Black Madonnas are found all over France, and have a particular calling for those devoted to the ancient Earth-mother in her various forms. They are often carved in wood, or their faces painted black. The Church denies any significance to this skin tone. Shrines of Black Madonnas are often place-based, being located on sites of significance for the local population (now or in the past). Chartres is a place of ancient pilgrimage. The cathedral itself is almost 1000 years old. Like many European cathedrals, it was built over an ancient locale of pre-Christian worship, said to be of the Druids or Celtic peoples who worshipped an Earth-mother there. There is a well in its crypt, from a spring water source. The energy of the place is very strong, with birth-like undertones in its double-goddess placement of above- and below- ground Black Madonnas: Notre Dame de Pilier, and Notre Dame de Sous-Terre. These Madonnas, in tree and cave-like (crypt) placements, hold an axis mundi of Marian/mother-earth devotion for the whole cathedral site. As above, so below.

The cathedral is going through a restoration, to clean and restore its surfaces. Some art historians are questioning the tactics of this. A few of the huge columns are now painted over with colours. New whitened surfaces shift how interiors and the famous stained-glass windows are perceived, in the glory of the vaulted spaces.
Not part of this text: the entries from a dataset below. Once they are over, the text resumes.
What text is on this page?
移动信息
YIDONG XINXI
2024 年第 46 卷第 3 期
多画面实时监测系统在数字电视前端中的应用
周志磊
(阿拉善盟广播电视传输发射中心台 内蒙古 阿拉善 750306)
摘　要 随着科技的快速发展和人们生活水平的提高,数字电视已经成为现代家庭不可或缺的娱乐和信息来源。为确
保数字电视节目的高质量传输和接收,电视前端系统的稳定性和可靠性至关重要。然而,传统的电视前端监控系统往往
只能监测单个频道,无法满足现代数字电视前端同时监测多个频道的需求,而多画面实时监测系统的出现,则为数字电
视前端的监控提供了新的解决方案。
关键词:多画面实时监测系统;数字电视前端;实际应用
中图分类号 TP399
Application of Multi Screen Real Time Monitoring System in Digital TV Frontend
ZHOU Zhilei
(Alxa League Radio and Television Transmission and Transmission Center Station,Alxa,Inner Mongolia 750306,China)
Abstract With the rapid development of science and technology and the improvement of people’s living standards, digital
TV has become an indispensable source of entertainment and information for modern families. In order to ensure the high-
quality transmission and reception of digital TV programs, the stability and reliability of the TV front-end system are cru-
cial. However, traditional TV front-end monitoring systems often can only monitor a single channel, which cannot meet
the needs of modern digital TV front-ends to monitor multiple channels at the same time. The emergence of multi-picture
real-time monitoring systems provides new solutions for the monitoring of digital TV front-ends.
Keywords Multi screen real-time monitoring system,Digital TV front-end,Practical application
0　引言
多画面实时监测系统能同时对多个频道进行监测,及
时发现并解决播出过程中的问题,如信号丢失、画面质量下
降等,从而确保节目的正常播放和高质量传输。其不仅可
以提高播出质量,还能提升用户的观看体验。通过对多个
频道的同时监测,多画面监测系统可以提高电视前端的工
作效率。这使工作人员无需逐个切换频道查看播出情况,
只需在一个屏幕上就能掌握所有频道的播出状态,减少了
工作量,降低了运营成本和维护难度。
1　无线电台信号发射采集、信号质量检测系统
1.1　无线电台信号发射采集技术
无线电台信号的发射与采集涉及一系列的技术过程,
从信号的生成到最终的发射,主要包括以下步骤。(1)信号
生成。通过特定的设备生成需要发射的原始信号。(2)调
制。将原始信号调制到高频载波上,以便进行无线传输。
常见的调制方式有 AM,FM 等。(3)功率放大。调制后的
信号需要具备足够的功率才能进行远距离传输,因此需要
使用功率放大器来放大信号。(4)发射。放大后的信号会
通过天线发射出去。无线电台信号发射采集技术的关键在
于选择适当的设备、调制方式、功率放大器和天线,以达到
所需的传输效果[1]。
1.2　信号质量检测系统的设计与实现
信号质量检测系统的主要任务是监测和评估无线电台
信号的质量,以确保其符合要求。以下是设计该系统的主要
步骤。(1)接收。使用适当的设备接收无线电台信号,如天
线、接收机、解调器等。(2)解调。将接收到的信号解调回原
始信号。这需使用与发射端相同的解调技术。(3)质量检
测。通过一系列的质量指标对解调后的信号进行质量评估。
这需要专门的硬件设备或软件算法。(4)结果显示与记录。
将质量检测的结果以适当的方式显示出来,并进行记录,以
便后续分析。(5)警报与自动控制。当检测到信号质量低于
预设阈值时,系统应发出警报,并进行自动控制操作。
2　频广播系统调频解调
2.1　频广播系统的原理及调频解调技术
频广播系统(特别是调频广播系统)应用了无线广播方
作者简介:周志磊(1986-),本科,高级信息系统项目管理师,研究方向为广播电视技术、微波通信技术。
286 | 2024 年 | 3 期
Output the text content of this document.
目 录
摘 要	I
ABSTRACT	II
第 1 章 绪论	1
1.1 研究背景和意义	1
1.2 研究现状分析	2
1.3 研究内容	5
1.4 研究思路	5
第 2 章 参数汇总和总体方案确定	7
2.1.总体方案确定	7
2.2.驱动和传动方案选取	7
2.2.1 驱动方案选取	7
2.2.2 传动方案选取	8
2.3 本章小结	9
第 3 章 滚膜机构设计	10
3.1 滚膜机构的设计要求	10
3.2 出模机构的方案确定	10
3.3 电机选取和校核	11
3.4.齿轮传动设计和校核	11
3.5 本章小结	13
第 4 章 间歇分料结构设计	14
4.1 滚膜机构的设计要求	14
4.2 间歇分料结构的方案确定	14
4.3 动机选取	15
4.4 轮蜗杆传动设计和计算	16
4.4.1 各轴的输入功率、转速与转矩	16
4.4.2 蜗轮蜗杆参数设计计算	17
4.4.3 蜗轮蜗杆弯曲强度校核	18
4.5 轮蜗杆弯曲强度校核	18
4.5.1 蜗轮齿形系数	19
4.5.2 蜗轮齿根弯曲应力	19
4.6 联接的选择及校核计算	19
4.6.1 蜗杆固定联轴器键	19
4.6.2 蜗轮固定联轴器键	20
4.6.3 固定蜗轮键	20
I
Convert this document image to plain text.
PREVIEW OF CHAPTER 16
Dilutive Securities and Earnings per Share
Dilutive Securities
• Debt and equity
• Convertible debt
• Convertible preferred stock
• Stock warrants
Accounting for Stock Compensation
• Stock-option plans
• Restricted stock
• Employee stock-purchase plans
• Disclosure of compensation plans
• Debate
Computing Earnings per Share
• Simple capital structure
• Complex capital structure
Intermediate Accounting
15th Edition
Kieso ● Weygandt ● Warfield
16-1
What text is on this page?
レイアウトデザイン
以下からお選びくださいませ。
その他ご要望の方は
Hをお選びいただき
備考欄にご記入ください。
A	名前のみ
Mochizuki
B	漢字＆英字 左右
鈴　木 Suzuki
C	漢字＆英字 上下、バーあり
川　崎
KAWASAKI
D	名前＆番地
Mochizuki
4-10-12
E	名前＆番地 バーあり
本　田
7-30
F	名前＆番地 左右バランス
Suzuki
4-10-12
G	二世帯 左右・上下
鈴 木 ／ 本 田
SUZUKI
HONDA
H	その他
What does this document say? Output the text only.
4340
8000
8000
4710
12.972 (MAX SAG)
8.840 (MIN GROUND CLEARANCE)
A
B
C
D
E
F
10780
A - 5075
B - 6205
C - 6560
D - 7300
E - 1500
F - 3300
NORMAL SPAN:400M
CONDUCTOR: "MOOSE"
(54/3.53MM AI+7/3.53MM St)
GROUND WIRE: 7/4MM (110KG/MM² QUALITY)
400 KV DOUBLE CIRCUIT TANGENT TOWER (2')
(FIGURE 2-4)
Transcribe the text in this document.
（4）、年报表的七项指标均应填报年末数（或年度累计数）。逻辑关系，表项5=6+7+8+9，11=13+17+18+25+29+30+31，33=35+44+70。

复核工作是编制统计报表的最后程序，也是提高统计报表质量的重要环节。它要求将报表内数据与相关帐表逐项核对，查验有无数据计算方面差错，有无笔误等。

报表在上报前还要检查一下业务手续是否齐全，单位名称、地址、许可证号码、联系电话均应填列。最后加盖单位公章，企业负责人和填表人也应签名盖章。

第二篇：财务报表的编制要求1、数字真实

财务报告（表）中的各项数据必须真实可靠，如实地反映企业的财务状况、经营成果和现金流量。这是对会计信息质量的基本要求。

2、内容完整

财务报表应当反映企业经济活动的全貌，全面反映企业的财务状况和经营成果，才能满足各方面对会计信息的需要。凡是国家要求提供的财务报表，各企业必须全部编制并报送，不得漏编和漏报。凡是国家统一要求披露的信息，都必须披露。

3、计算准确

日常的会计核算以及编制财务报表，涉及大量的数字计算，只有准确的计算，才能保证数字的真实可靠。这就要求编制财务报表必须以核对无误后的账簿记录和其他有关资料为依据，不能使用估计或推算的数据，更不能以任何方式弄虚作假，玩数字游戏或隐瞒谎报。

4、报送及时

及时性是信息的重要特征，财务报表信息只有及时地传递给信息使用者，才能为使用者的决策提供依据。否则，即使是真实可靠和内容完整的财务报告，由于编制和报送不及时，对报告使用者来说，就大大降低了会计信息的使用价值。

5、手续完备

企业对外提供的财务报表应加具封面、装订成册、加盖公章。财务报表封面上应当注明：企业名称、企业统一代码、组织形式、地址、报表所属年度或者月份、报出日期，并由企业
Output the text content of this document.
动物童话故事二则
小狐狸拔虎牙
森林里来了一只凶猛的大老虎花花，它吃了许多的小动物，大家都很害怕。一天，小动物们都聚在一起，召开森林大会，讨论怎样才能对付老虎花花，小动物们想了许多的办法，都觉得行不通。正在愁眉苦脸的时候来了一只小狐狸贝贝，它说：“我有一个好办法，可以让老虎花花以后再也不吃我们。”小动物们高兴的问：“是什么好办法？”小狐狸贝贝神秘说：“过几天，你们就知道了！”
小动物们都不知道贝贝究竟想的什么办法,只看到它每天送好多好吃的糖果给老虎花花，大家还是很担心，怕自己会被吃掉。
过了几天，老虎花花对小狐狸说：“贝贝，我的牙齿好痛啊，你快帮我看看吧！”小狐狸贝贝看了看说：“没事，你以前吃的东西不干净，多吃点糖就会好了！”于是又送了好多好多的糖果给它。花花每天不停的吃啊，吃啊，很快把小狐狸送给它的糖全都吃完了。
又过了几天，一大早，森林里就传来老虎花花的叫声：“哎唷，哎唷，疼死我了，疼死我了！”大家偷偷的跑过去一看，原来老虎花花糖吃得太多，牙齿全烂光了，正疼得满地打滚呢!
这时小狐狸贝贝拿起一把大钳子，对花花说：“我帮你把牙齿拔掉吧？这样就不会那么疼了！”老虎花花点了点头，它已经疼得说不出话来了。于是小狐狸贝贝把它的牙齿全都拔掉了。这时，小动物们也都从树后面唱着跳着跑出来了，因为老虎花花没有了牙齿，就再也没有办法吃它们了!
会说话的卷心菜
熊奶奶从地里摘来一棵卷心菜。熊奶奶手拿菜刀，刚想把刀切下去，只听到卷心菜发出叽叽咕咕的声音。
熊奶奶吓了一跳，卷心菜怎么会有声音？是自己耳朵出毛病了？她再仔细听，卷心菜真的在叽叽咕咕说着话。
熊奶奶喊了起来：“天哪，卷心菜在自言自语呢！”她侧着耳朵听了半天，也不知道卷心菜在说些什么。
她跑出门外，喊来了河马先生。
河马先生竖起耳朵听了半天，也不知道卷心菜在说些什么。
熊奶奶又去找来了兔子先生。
One other ‘restoration’ left me in shock. I had no idea, but as we rounded the bend and into the chapel of Notre Dame de Pilier, there SHE was, but I had to take a second look. She and her child had been painted white, with red-rouge cheeks, and red lips to boot. I couldn’t fully take in what I was seeing. It seems the renovations of Chartres include a white-washing of its famous Black Madonna, with a full make-over. Later, via internet, I read of some outcry this has caused, but it seems a permanent change.

Even in this shock of seeing her whitened, I decided to continue with my devotions. I was given strength by watching a group of pilgrims from India, who had arrived with me in the (not-Black) Madonna chapel. A whole family of various ages, they held their candles in prayer, and took turns kneeling at her pillar, touching her base. Witnessing this adoration, I felt rooted in Mother-devotion. I too sat at her feet, kneeling on the adoration stool. I briefly held the “invocation” pose towards her. My hands radiating to her icon, the energy was so immediately strong that it swirled in a whirlwind around my body. I swayed with this, and could not hold my (or any) centre. I moved to the pew and sat down, giving thanks for being here again, and sort-of let my mind empty.

Later, Barbara and I spent the warm, sunny afternoon outside, circumambulating the cathedral, enjoying its various exterior views and sculptures. Near the back, a beautiful garden of flowers was in full spring bloom. I took up the “invocation” pose again, holding my arms and hands under a beautiful, arching wrought-iron gate. We then sat for a long time on one of the blocks of stone that sit around the cathedral’s perimeter, gazing on the many stories in stone.